Um fator importante para isto foi o aumento do número de beneficiários do Auxílio Brasil, programa que substituiu o Bolsa Família e que ainda teve o valor médio repassado mais do que triplicado, embora elaborado com inúmeras inadequações. Ao lado disso, a entrada de 7, 7 milhões de pessoas no mercado de trabalho, mas com vencimentos mais baixos do que a média anterior, resultou em uma distribuição menos desigual, repercutindo positivamente para a queda da desigualdade monetária.
Ainda assim, o rendimento médio domiciliar do 1% da população que ganha mais foi 32,5 vezes o valor dos 50% que ganham menos, retrato do tamanho desta desigualdade. Assinale-se que, entre 2021 e 2022, a média de empregados sem carteira assinada subiu 14,9% batendo um recorde histórico, enquanto a taxa de informalidade ficou em 39,6% e as denúncias de trabalho infantil cresceram 16%.
A tragédia da fome
Mas o que expressa com maior veemência todo o retrocesso vivido nos últimos seis anos é a tragédia da fome, sendo que o governo anterior primou por seu agravamento. Hoje, parece evidente que, ao extinguir o Conselho Nacional de Segurança Alimentar e Nutricional (Consea), foi dada a senha do que estava por vir.
Em 2022, segundo inquérito da Rede Penssan, a fome atingiu 15,2% de nossa população, quase quatro vezes o índice de 2013, de 4,2%. O crescimento da extrema pobreza, desde 2016, com o desmonte das políticas sociais e de segurança alimentar e a intensificação da inflação de alimentos, levaram o país a esta situação.
As consequências desse quadro são muito preocupantes se consideramos o estado nutricional de gestantes em situação de desnutrição ou em relação a crianças que convivem com acentuadas carências alimentares e que poderão sofrer comprometimento físico e cognitivo mais adiante.
A cara da fome é a cara de nossas desigualdades e, em 2022, atingiu 65% dos lares liderados por pessoas pretas e pardas. Também 40% das famílias das regiões Norte e Nordeste sofreram algum grau de insegurança alimentar. Mas não foi apenas a falta de acesso que evidenciou a condição de insegurança alimentar no país, pois em 2022 foram batidos todos os recordes na liberação de agrotóxicos.
A cara da fome é a cara de nossas desigualdades e, em 2022, atingiu 65% dos lares liderados por pessoas pretas e pardas.

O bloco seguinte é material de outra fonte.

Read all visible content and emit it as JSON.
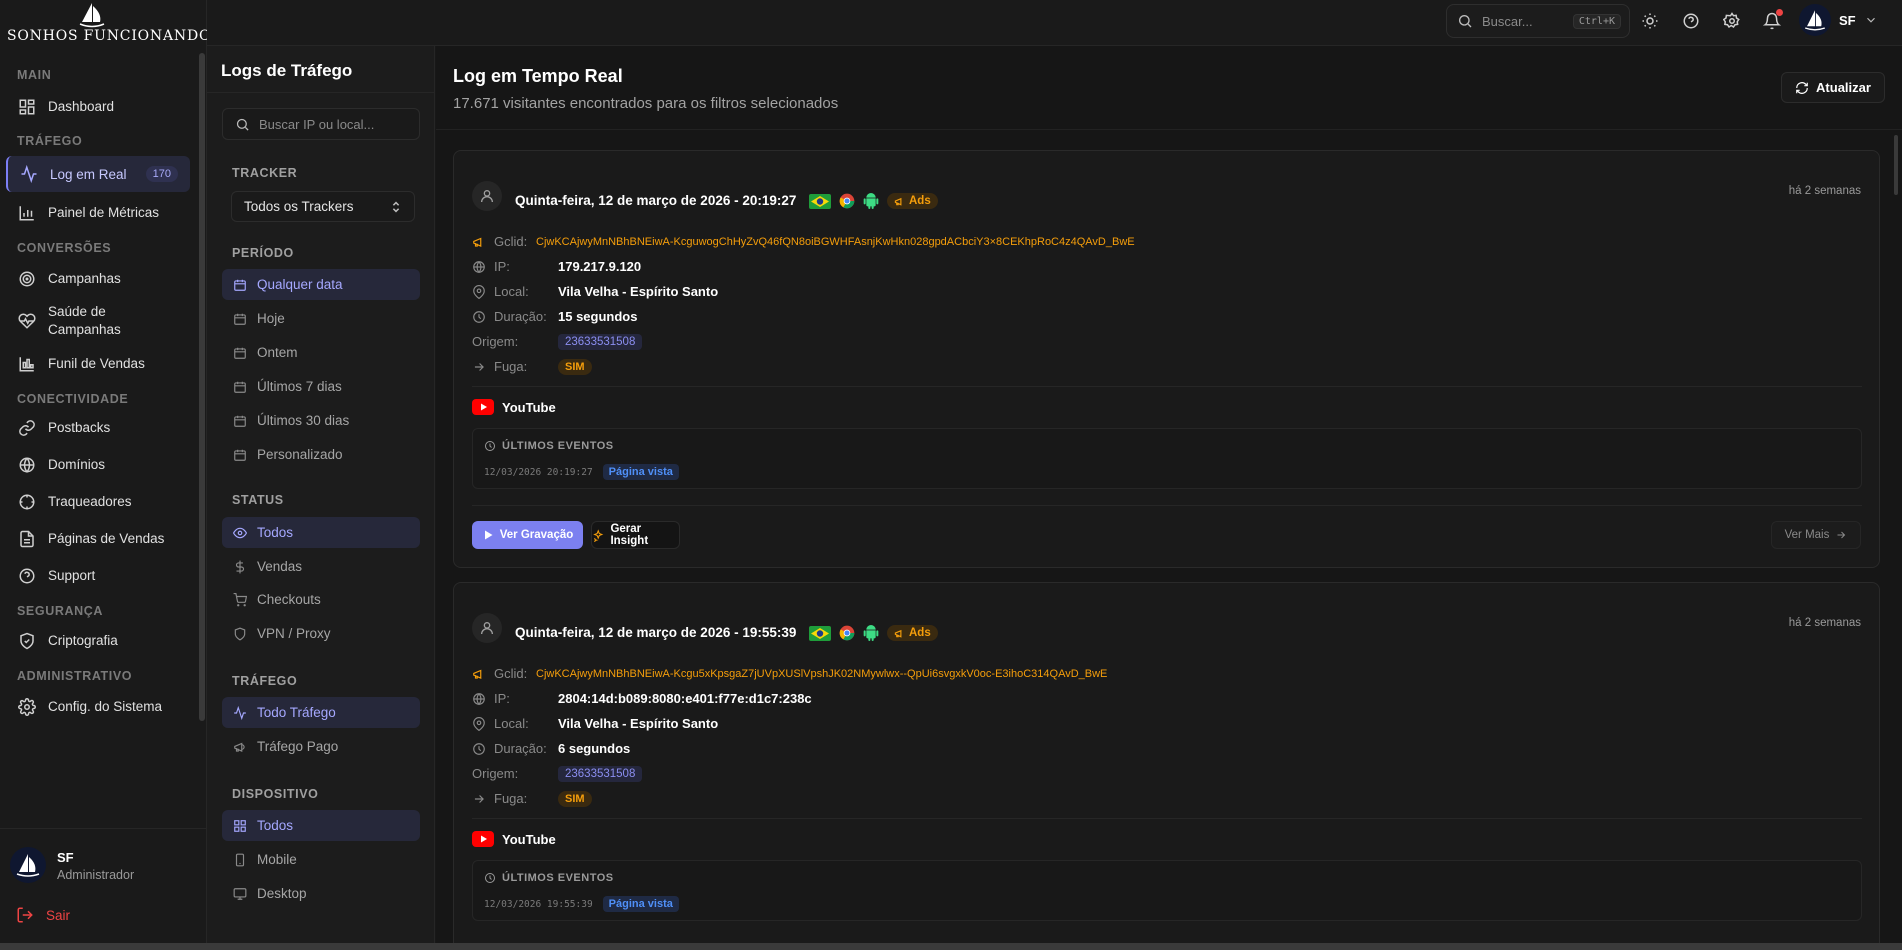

Entre as 37 metas analisadas dos objetivos 1, 2, 8 e 10, um total de 26 delas sofreram retrocessos. Buscando reverter este quadro, o Relatório apresentou um conjunto de recomendações, algumas específicas para cada objetivo e outras que valem para todos eles, entre os quais:
- Realização de uma reforma tributária progressiva, que taxe a super riqueza e que incorpore regras em conformidade com o Guia Alimentar para a População Brasileira, do Ministério da Saúde.
- Recuperação do valor real do salário-mínimo e garantia da efetivação de legislação que assegure a paridade salarial entre homens e mulheres que desempenham as mesmas funções.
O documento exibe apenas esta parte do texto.